The analysis you can execute
An autonomy / voice pulse on the survey orchestrator (SDT items + voice/idea-flow), feeding CAMS-Motivation (the activation/motivation read), with idea-flow analytics on open-ended input — through the data-anonymizer min-N gate, always, because this is exactly the data that becomes surveillance without a privacy floor. Mostly composition over existing spokes.
The AI-era turn
Use AI to amplify voice — surface what people are saying, find the ideas buried in the long tail of comments — and gate it hard: min-N, disclosed, employee-controlled. The line is Chapter 2's: analysis people can see and opt into is listening; analysis they can't is monitoring with a nicer dashboard. Autonomy and voice are the freedoms; the privacy floor is what keeps "we're listening" from becoming "we're watching."
What to do Monday
- Run an SDT-grounded autonomy + competence pulse — measure both, and read the gap (free-but-lost vs capable-but-constrained need opposite fixes).
- Audit one layer of controls.

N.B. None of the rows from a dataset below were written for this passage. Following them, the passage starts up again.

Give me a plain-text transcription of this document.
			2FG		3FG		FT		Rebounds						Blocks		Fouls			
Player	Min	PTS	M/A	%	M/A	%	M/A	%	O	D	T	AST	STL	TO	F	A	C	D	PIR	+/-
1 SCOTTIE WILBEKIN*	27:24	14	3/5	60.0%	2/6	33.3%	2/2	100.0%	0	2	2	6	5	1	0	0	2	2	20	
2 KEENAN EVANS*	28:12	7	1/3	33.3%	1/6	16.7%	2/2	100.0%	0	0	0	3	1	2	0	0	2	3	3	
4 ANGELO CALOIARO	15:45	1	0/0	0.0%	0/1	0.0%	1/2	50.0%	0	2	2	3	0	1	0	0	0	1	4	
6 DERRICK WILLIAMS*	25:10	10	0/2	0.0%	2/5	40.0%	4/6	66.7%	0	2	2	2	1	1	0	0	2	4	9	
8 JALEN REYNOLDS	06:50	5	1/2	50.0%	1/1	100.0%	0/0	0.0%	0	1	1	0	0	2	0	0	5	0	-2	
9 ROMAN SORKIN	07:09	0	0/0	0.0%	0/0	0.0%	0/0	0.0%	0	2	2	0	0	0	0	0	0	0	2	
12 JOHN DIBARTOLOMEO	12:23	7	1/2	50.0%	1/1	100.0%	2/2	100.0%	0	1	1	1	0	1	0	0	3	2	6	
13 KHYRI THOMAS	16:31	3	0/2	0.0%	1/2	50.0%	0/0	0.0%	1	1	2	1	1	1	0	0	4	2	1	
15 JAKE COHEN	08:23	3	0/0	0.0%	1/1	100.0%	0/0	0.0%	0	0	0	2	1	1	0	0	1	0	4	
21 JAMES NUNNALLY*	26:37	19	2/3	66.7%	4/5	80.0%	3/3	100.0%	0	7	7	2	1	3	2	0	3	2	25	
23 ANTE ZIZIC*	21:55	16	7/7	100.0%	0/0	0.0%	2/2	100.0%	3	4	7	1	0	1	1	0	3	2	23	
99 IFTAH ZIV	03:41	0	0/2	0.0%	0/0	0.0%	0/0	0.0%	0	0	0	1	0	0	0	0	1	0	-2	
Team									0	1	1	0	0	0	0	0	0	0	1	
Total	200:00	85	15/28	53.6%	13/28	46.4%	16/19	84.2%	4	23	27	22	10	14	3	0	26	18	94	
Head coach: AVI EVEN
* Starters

Pick the controls a team chafes at; for each, name what it buys. Remove one that can't justify itself.
- Close a voice loop visibly — take one surfaced idea, act on it, and tell people you did. Voice without visible consequence teaches silence.
- If you analyze employee voice with AI, gate it (min-N), disclose it, and let people opt out — or you've built surveillance, not listening.
Cross-refs: Ch 2 (voice = procedural justice; the listening-vs-monitoring line); Ch 10 (controlling
incentives crowd out intrinsic motivation); content/magazine/show-your-work.md (the fair-process
effect). CAMS-Motivation ties to the Triple-A activation framework.